Heuristic:MaterializeInc Materialize Pipeline Test Trimming Rules
| Knowledge Sources | |
|---|---|
| Domains | CI_CD, Optimization |
| Last Updated | 2026-02-08 21:00 GMT |
Overview
CI optimization technique that skips pipeline steps whose code inputs have not changed relative to the main branch, using mzbuild image dependencies and explicit input globs to determine which tests to run.
Description
The `trim_tests_pipeline()` function in `ci/mkpipeline.py` analyzes each pipeline step to determine if any of its inputs have changed since the merge base with main. Inputs are derived from two sources: explicit glob patterns in the step's `inputs` key, and implicit mzbuild image dependencies discovered via the mzcompose plugin. Additionally, Python module imports are transitively traced using `bin/ci-python-imports` to ensure all dependent code is considered. Steps with unchanged inputs are trimmed (skipped) from the pipeline.
Usage
Apply this heuristic when understanding why certain CI steps were skipped on a pull request, or when adding new test steps that need proper input declarations. It is critical for the Trim_Tests_Pipeline implementation and is the primary mechanism for reducing CI runtime on pull requests.

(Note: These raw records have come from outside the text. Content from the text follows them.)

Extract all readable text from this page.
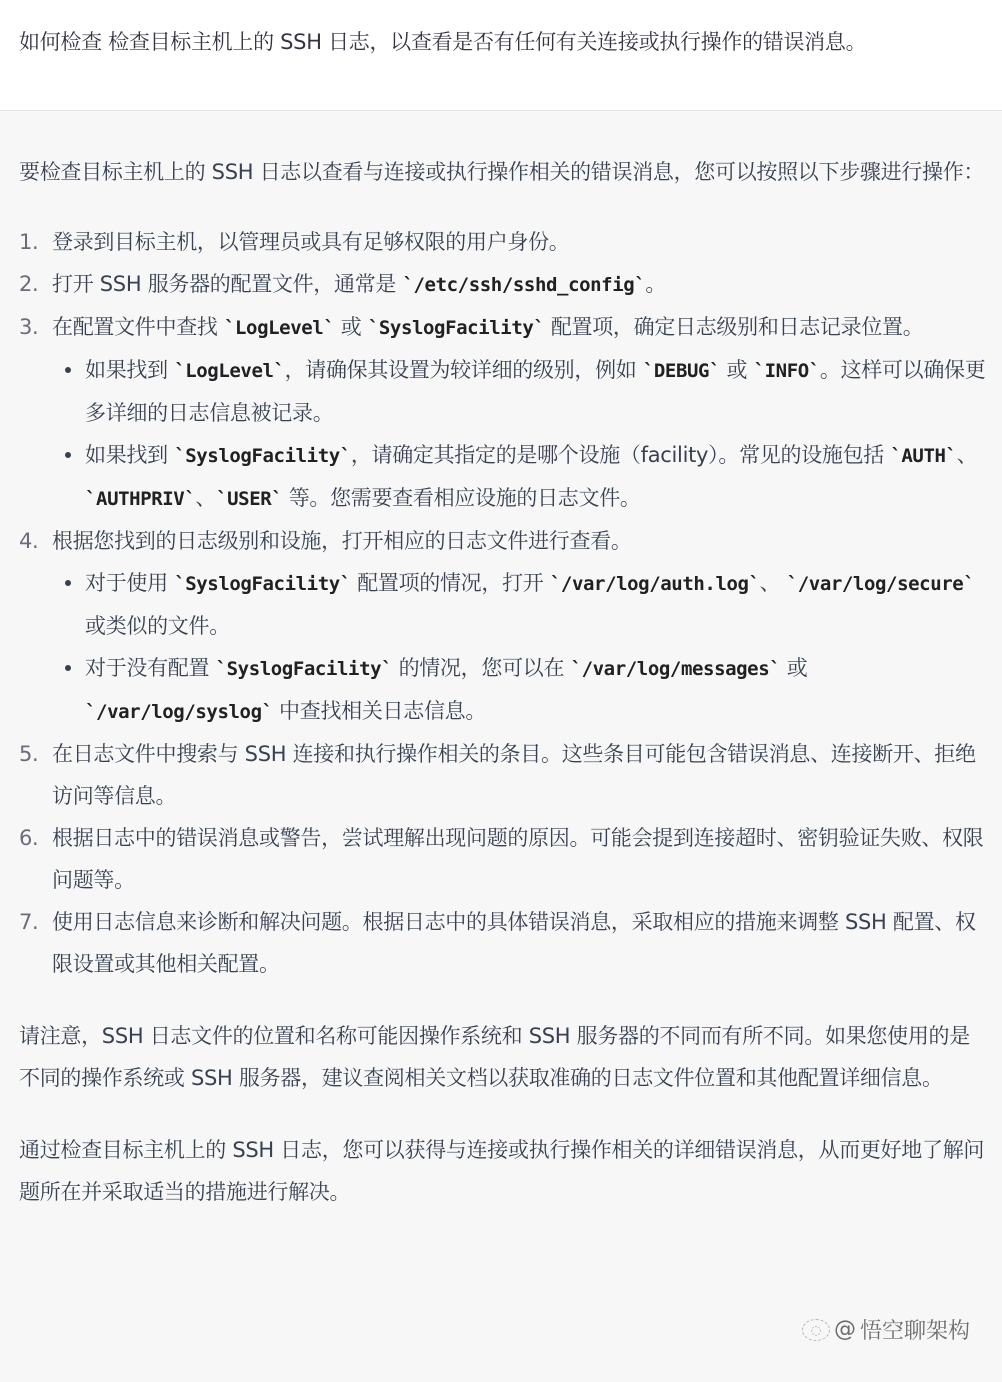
如何检查 检查目标主机上的 SSH 日志，以查看是否有任何有关连接或执行操作的错误消息。

要检查目标主机上的 SSH 日志以查看与连接或执行操作相关的错误消息，您可以按照以下步骤进行操作：

1. 登录到目标主机，以管理员或具有足够权限的用户身份。
2. 打开 SSH 服务器的配置文件，通常是 `/etc/ssh/sshd_config`。
3. 在配置文件中查找 `LogLevel` 或 `SyslogFacility` 配置项，确定日志级别和日志记录位置。
如果找到 `LogLevel`，请确保其设置为较详细的级别，例如 `DEBUG` 或 `INFO`。这样可以确保更多详细的日志信息被记录。
如果找到 `SyslogFacility`，请确定其指定的是哪个设施（facility）。常见的设施包括 `AUTH`、`AUTHPRIV`、`USER` 等。您需要查看相应设施的日志文件。
4. 根据您找到的日志级别和设施，打开相应的日志文件进行查看。
对于使用 `SyslogFacility` 配置项的情况，打开 `/var/log/auth.log`、 `/var/log/secure` 或类似的文件。
对于没有配置 `SyslogFacility` 的情况，您可以在 `/var/log/messages` 或 `/var/log/syslog` 中查找相关日志信息。
5. 在日志文件中搜索与 SSH 连接和执行操作相关的条目。这些条目可能包含错误消息、连接断开、拒绝访问等信息。
6. 根据日志中的错误消息或警告，尝试理解出现问题的原因。可能会提到连接超时、密钥验证失败、权限问题等。
7. 使用日志信息来诊断和解决问题。根据日志中的具体错误消息，采取相应的措施来调整 SSH 配置、权限设置或其他相关配置。

请注意，SSH 日志文件的位置和名称可能因操作系统和 SSH 服务器的不同而有所不同。如果您使用的是不同的操作系统或 SSH 服务器，建议查阅相关文档以获取准确的日志文件位置和其他配置详细信息。

通过检查目标主机上的 SSH 日志，您可以获得与连接或执行操作相关的详细错误消息，从而更好地了解问题所在并采取适当的措施进行解决。

◌ @ 悟空聊架构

The Insight (Rule of Thumb)
- Action: Declare all code dependencies (inputs) for each pipeline step; the system auto-trims steps with unchanged inputs.
- Value: Reduces CI runtime significantly on PRs that only touch a subset of the codebase.
- Trade-off: If inputs are incorrectly declared, tests may be skipped when they should run. Safety net: CI glue code changes bypass trimming entirely.
Key rules:
- Pipeline trimming is only active on PRs (not on `main` branch, tags, coverage builds, or sanitizer builds).
- If any file in `CI_GLUE_GLOBS` (`bin`, `ci`, `misc/python/materialize/cli/ci_annotate_errors.py`) has changed, trimming runs in dry-run mode only (all steps still execute).
- Transitive step dependencies are preserved: if step B depends on step A and step B has changed inputs, both A and B are retained.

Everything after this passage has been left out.